Other vital human rights pledges, from the death penalty to sedition

In addition to establishing the IPCMC, Amnesty International urges the new leadership in the country to demonstrate its commitment to human rights.  A litmus test will be the progression of crucial reform processes, including the abolition of the Sedition Act and the mandatory death penalty in full.

Malaysian authorities have time and time again used laws such as the Penal Code, the Communications and Multimedia Act (CMA), and the Sedition Act to target peaceful protestors.

The Sedition Act criminalizes a wide array of acts, including those “with a tendency to excite disaffection against any Ruler or government” or to “question any matter” protected by Malaysia’s Constitution. Those found guilty can face three years in jail, be fined up to MYR 5,000 (approximately USD 1,570) or both. The Act does not comply with international human rights law, and violates the right to freedom of expression, which is enshrined in Article 19 of the Universal Declaration of Human Rights (UDHR), and guaranteed in Article 10 of the Malaysian Constitution.

In 2018, the government announced that it was to abolish the death penalty for all crimes. Since then, it has continued to observe an official moratorium on all executions.
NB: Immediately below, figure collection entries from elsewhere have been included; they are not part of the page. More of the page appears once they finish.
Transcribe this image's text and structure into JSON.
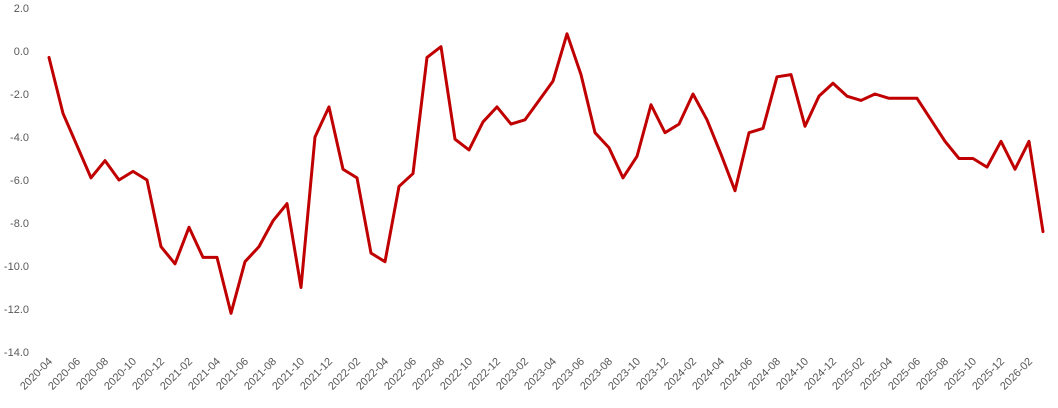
{
  "chart_data": {
    "type": "line",
    "categories": [
      "2020-04",
      null,
      "2020-06",
      null,
      "2020-08",
      null,
      "2020-10",
      null,
      "2020-12",
      null,
      "2021-02",
      null,
      "2021-04",
      null,
      "2021-06",
      null,
      "2021-08",
      null,
      "2021-10",
      null,
      "2021-12",
      null,
      "2022-02",
      null,
      "2022-04",
      null,
      "2022-06",
      null,
      "2022-08",
      null,
      "2022-10",
      null,
      "2022-12",
      null,
      "2023-02",
      null,
      "2023-04",
      null,
      "2023-06",
      null,
      "2023-08",
      null,
      "2023-10",
      null,
      "2023-12",
      null,
      "2024-02",
      null,
      "2024-04",
      null,
      "2024-06",
      null,
      "2024-08",
      null,
      "2024-10",
      null,
      "2024-12",
      null,
      "2025-02",
      null,
      "2025-04",
      null,
      "2025-06",
      null,
      "2025-08",
      null,
      "2025-10",
      null,
      "2025-12",
      null,
      "2026-02",
      null
    ],
    "series": [
      {
        "color": "#c00000",
        "values": [
          -0.3,
          -2.9,
          -4.4,
          -5.9,
          -5.1,
          -6.0,
          -5.6,
          -6.0,
          -9.1,
          -9.9,
          -8.2,
          -9.6,
          -9.6,
          -12.2,
          -9.8,
          -9.1,
          -7.9,
          -7.1,
          -11.0,
          -4.0,
          -2.6,
          -5.5,
          -5.9,
          -9.4,
          -9.8,
          -6.3,
          -5.7,
          -0.3,
          0.2,
          -4.1,
          -4.6,
          -3.3,
          -2.6,
          -3.4,
          -3.2,
          -2.3,
          -1.4,
          0.8,
          -1.1,
          -3.8,
          -4.5,
          -5.9,
          -4.9,
          -2.5,
          -3.8,
          -3.4,
          -2.0,
          -3.2,
          -4.8,
          -6.5,
          -3.8,
          -3.6,
          -1.2,
          -1.1,
          -3.5,
          -2.1,
          -1.5,
          -2.1,
          -2.3,
          -2.0,
          -2.2,
          -2.2,
          -2.2,
          -3.2,
          -4.2,
          -5.0,
          -5.0,
          -5.4,
          -4.2,
          -5.5,
          -4.2,
          -8.4
        ]
      }
    ],
    "ylim": [
      -14,
      2
    ],
    "yticks": [
      {
        "value": 2,
        "label": "2.0"
      },
      {
        "value": 0,
        "label": "0.0"
      },
      {
        "value": -2,
        "label": "-2.0"
      },
      {
        "value": -4,
        "label": "-4.0"
      },
      {
        "value": -6,
        "label": "-6.0"
      },
      {
        "value": -8,
        "label": "-8.0"
      },
      {
        "value": -10,
        "label": "-10.0"
      },
      {
        "value": -12,
        "label": "-12.0"
      },
      {
        "value": -14,
        "label": "-14.0"
      }
    ]
  }
}
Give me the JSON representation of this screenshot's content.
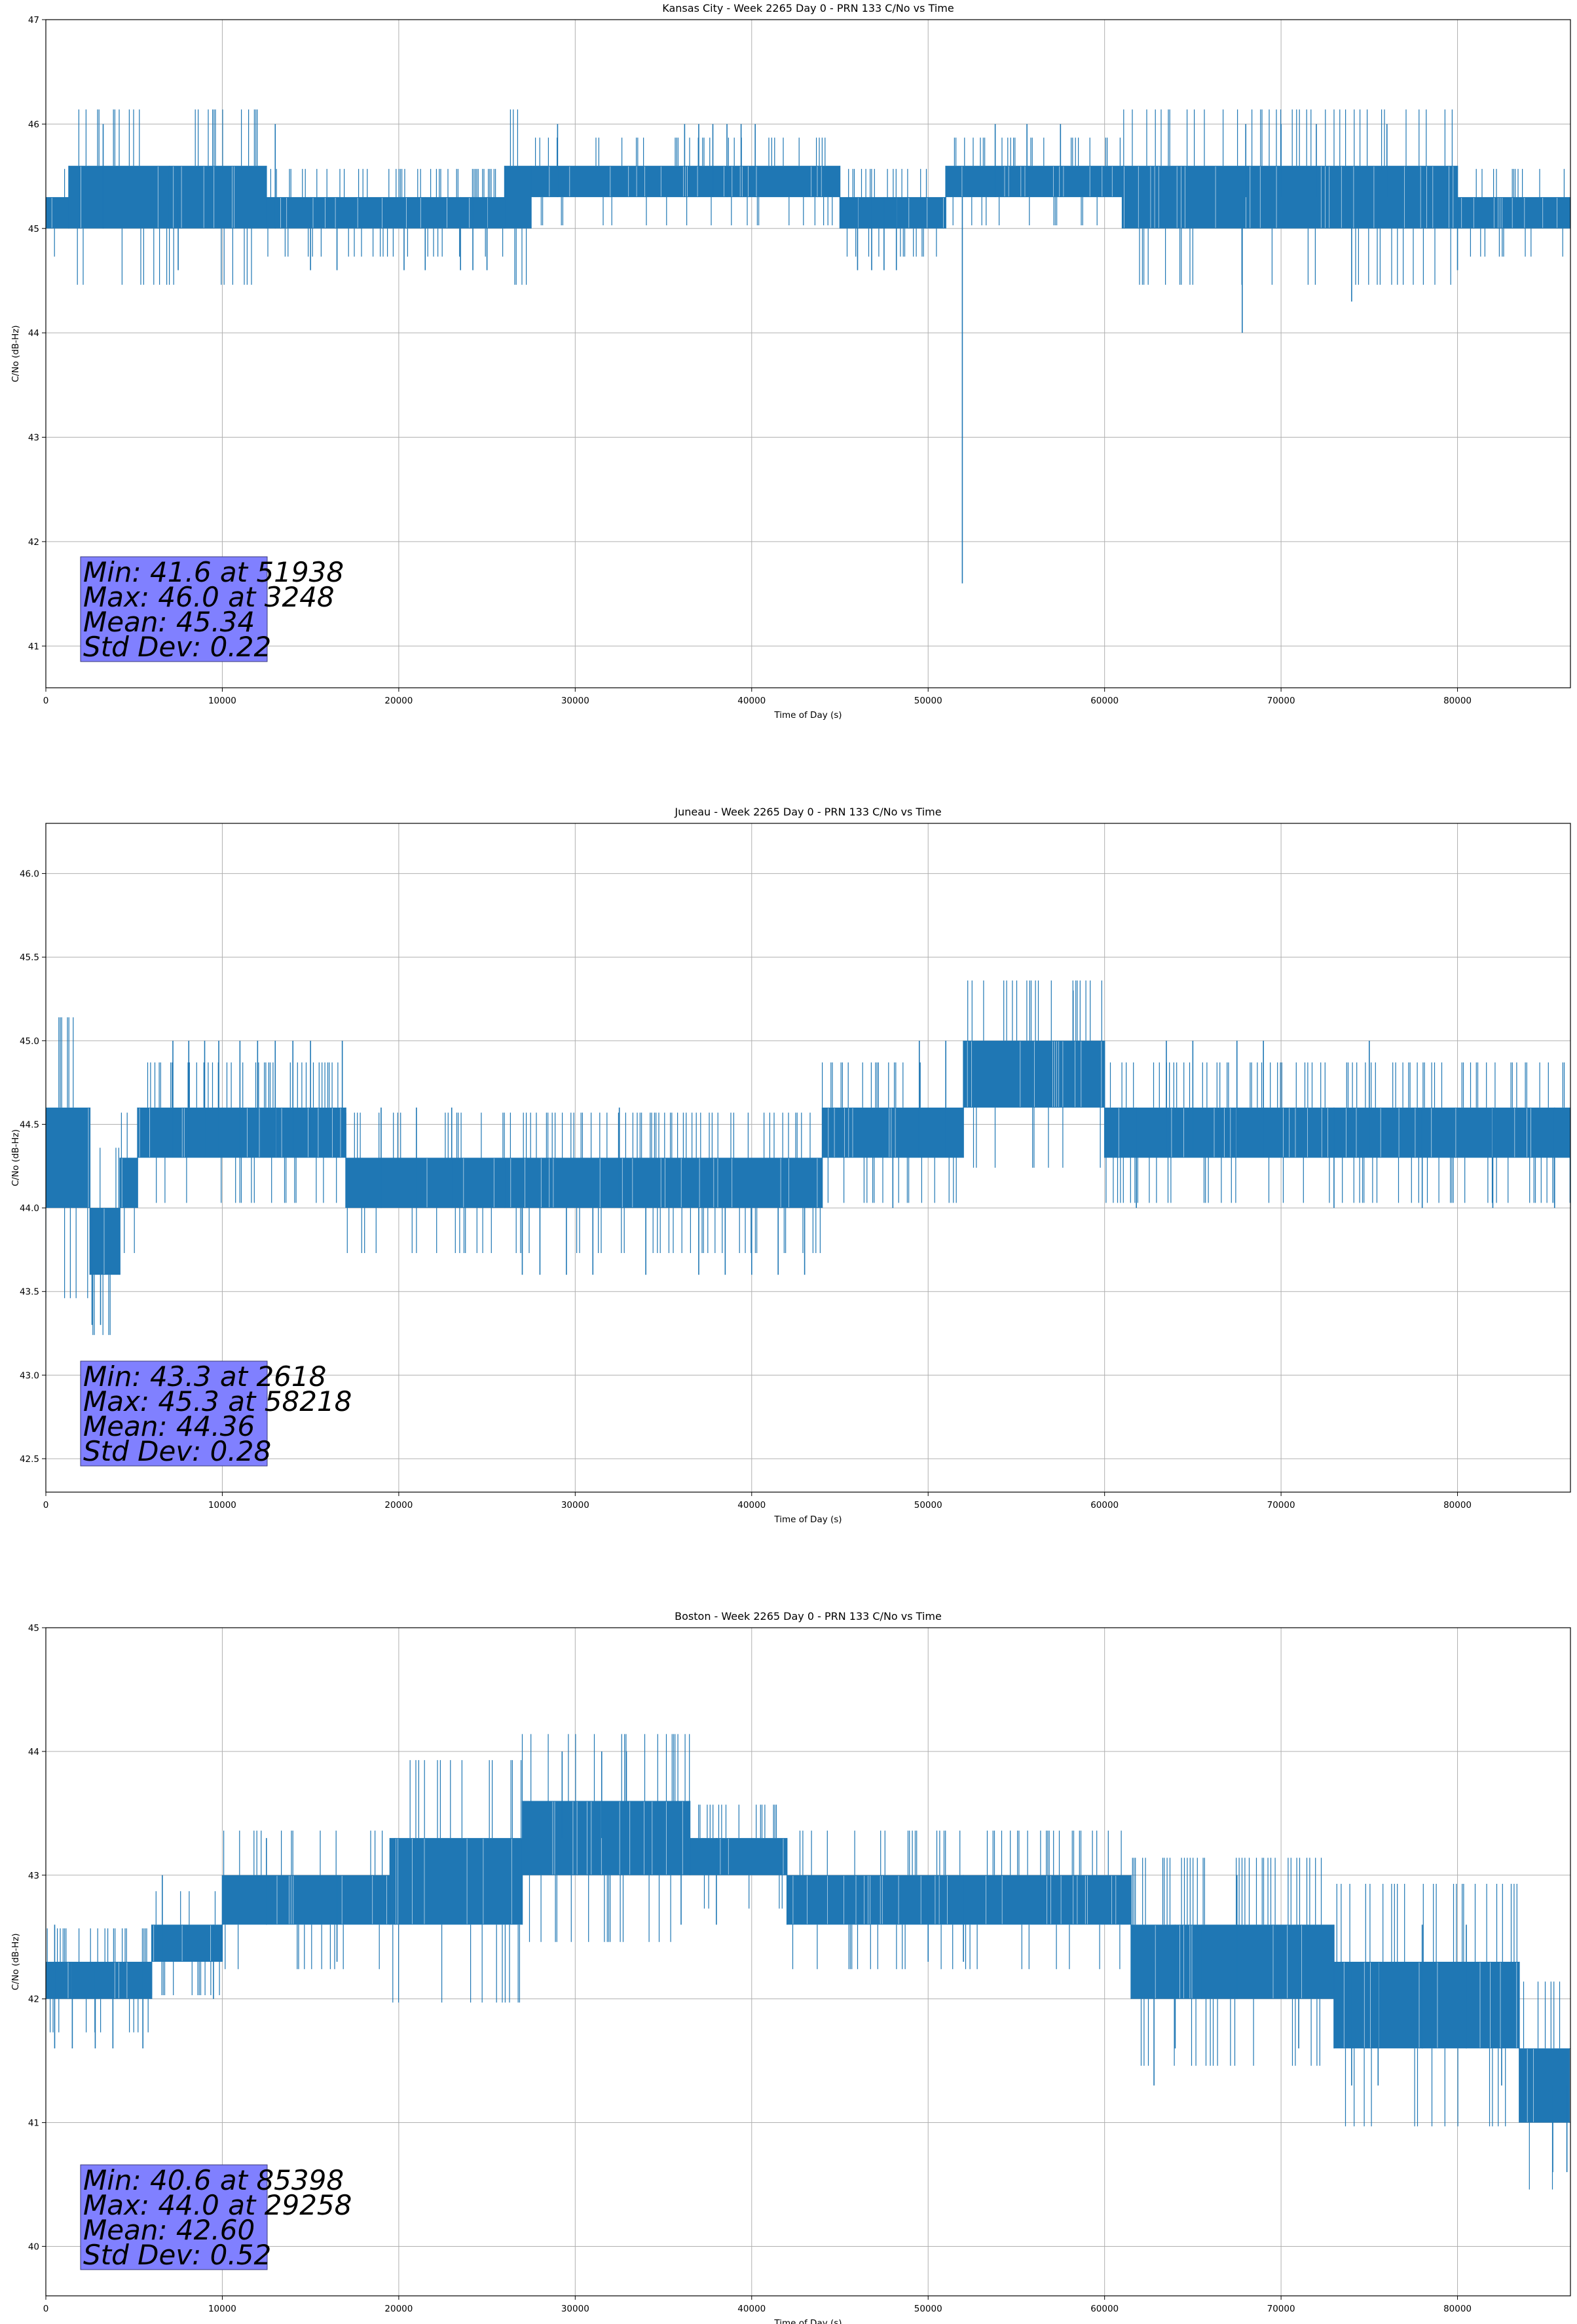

In 2019, the government established a Special Committee to study sentencing policies to replace the mandatory death penalty with alternative punishments and to make recommendations to the Cabinet.

Amnesty International calls on the government to ensure that legislative amendments are promptly tabled in Parliament to bring national legislation in line with international human rights law and standards, as important first steps towards fully abolishing the death penalty.

“The new leadership of Malaysia must commit to fully respect, protect and fulfill human rights by undertaking other rights reforms that were promised to the Malaysian people in 2018,” said Rachel Chhoa-Howard. “Amnesty International is ready to work with the government to ensure that an effective IPCMC is created and other important human rights reforms are implemented.”

“Passing the bill to establish an effective IPCMC would not only show that the government is serious about police reform and rule of law, but also that it is committed to respecting and securing the human rights of all Malaysians,” said Chhoa-Howard.

“Malaysians were promised police accountability at the polls in 2018. This promise must be kept.”